## Chess Analysis
**The objective of this analysis is to perform data parsing on a collection of my chess games, followed by data cleansing, and ultimately, to present the cleaned data in a visual format using Tableau.**

In [1]:
import re
import pandas as pd
import os
import requests
import json
import urllib.request
import numpy as np
import seaborn as sns
import matplotlib.pyplot as plt

%matplotlib inline

from pathlib import Path
from requests.packages.urllib3.exceptions import InsecureRequestWarning

requests.packages.urllib3.disable_warnings(InsecureRequestWarning)
pgnMeta = ["Event","Site","Date","Round","White","Black","Result", \
            "CurrentPosition","Timezone", "ECO","ECOURL","UTDate","UTCTime","WhiteELO", \
            "BlackELO","Timecontrol","Termination","StartTime","EndDate","EndTime","Link","Moves"]
tgtFilePath="./Documents/mygames.csv" #This is the path where the final CSV gets created
moveStartLine = 22 #Moves in chess.com PGNs typically start from the 22nd line for each game
PGNDirectory="./Documents/PGN" #This is the location where the API downloads the PGNs from the archives
user='vilja228' #The user for whom the script is intended to run


def getPGN(user):
    """This function accesses the chess.com public API and downloads all the PGNs to a folder"""
    pgn_archive_links = requests.get("https://api.chess.com/pub/player/vilja228/games/archives", verify=False)
    if not os.path.exists(PGNDirectory):
        os.makedirs(PGNDirectory)

    for url in json.loads(pgn_archive_links.content)["archives"]:
        filepath = PGNDirectory + "/"+ url.split("/")[7]+url.split("/")[8]+'.pgn'
        my_file = Path(filepath)
        if not my_file.is_file():
            urllib.request.urlretrieve(url+'/pgn',filepath)

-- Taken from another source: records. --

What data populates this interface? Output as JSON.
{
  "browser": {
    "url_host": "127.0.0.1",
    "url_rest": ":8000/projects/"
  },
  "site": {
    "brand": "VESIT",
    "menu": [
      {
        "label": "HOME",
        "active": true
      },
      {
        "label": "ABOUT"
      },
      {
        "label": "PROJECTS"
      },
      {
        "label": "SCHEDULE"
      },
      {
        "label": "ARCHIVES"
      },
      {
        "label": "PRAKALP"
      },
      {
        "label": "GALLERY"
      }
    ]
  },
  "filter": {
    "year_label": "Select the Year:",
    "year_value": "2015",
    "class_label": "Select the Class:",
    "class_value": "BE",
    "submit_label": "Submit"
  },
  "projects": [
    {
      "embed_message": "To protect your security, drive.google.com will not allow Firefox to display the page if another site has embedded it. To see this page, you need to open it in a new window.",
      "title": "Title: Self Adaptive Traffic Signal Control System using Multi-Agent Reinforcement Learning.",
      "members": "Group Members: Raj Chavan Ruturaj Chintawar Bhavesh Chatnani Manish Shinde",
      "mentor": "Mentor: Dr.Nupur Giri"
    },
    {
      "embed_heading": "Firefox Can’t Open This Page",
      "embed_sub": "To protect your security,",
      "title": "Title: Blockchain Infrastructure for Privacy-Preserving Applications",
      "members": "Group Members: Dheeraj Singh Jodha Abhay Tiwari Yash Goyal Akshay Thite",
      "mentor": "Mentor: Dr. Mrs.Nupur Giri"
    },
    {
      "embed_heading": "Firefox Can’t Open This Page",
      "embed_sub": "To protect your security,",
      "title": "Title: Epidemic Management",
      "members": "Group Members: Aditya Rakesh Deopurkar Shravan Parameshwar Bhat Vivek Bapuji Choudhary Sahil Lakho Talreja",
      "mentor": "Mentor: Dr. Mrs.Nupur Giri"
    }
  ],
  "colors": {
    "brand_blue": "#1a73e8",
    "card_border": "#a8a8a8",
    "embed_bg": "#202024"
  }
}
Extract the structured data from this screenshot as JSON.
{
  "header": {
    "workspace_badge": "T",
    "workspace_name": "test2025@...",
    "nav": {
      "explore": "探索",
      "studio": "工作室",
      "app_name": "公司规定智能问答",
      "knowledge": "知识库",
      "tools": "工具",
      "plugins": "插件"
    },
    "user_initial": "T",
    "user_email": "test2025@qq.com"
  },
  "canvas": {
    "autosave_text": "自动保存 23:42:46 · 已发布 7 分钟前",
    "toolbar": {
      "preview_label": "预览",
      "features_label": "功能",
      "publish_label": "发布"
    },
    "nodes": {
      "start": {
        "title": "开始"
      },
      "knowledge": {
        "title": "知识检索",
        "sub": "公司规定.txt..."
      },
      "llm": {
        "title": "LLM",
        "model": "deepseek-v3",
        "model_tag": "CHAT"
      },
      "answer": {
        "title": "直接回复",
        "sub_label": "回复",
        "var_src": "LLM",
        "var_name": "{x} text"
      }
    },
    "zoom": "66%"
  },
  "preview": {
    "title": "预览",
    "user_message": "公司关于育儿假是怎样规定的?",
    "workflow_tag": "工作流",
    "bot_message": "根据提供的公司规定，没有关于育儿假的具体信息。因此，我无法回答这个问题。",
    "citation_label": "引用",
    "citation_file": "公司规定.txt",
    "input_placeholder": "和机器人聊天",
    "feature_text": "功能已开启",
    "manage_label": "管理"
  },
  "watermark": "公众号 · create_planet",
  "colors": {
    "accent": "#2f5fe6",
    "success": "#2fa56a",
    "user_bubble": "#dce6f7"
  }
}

def importPGNData(filepath):
    """This function returns the data read as a string"""
    with open(filepath) as f:
        return f.readlines()

def getEdgePoints(data):
    """This function returns the start and end indices for each game in the PGN"""
    ends=[]
    starts=[]
    for n,l in enumerate(data):
        if l.startswith("[Event"):
            if n!=0:
                ends.append(n - 1)
            starts.append(n)
        elif (n==len(data)-1):
            ends.append(n)

    return (starts,ends)


def grpGames(data, starts, ends):
    """This function groups games into individual lists based on the start and end index"""
    blocks=[]
    for i in range(len(ends)):
        try:
            element = data[starts[i]: ends[i]+1]
        except:
            print(i)
        if element not in blocks: blocks.append(element)
    return blocks

def mergeMoves(game):
    """This function cleans out the moves and other attributes, removes newlines and formats the list to be converted into a dictionary"""
    firstmove=lastmove=-1
    for n,eachrow in enumerate(game):
                game[n]=game[n].replace('\n','')
                try:
                    if n <= moveStartLine-2: game[n] = stripwhitespace(game[n]).split('~')[1].strip(']["')
                except:
                    if n <= moveStartLine-4: game[n] = stripwhitespace(game[n]).split('~')[1].strip(']["')
                    pass
    return list(filter(None,game))


def stripwhitespace(text):
    lst = text.split('"')
    for i, item in enumerate(lst):
        if not i % 2:
            lst[i] = re.sub("\s+", "~", item)
    return '"'.join(lst)

def createGameDictLetsPlay(game_dict):
    """This is a helper function to address games under Lets Play events on chess.com. These events have a slightly different way of representation than the Live Chess events"""
    for n, move in enumerate(game_dict["Moves"].split(" ")):

        if n%3==0: #every 3rd element is the move number
            if move == '1-0' or move=='0-1' or move=='1/2-1/2':
                None
            else: movenum = n
        elif n==movenum+2:
            if move == '1-0' or move=='0-1' or move=='1/2-1/2':
                None
            else: game_dict["whitemoves"].append(move)
        else:
            if move == '1-0' or move=='0-1' or move=='1/2-1/2':
                None
            else: game_dict["blackmoves"].append(move)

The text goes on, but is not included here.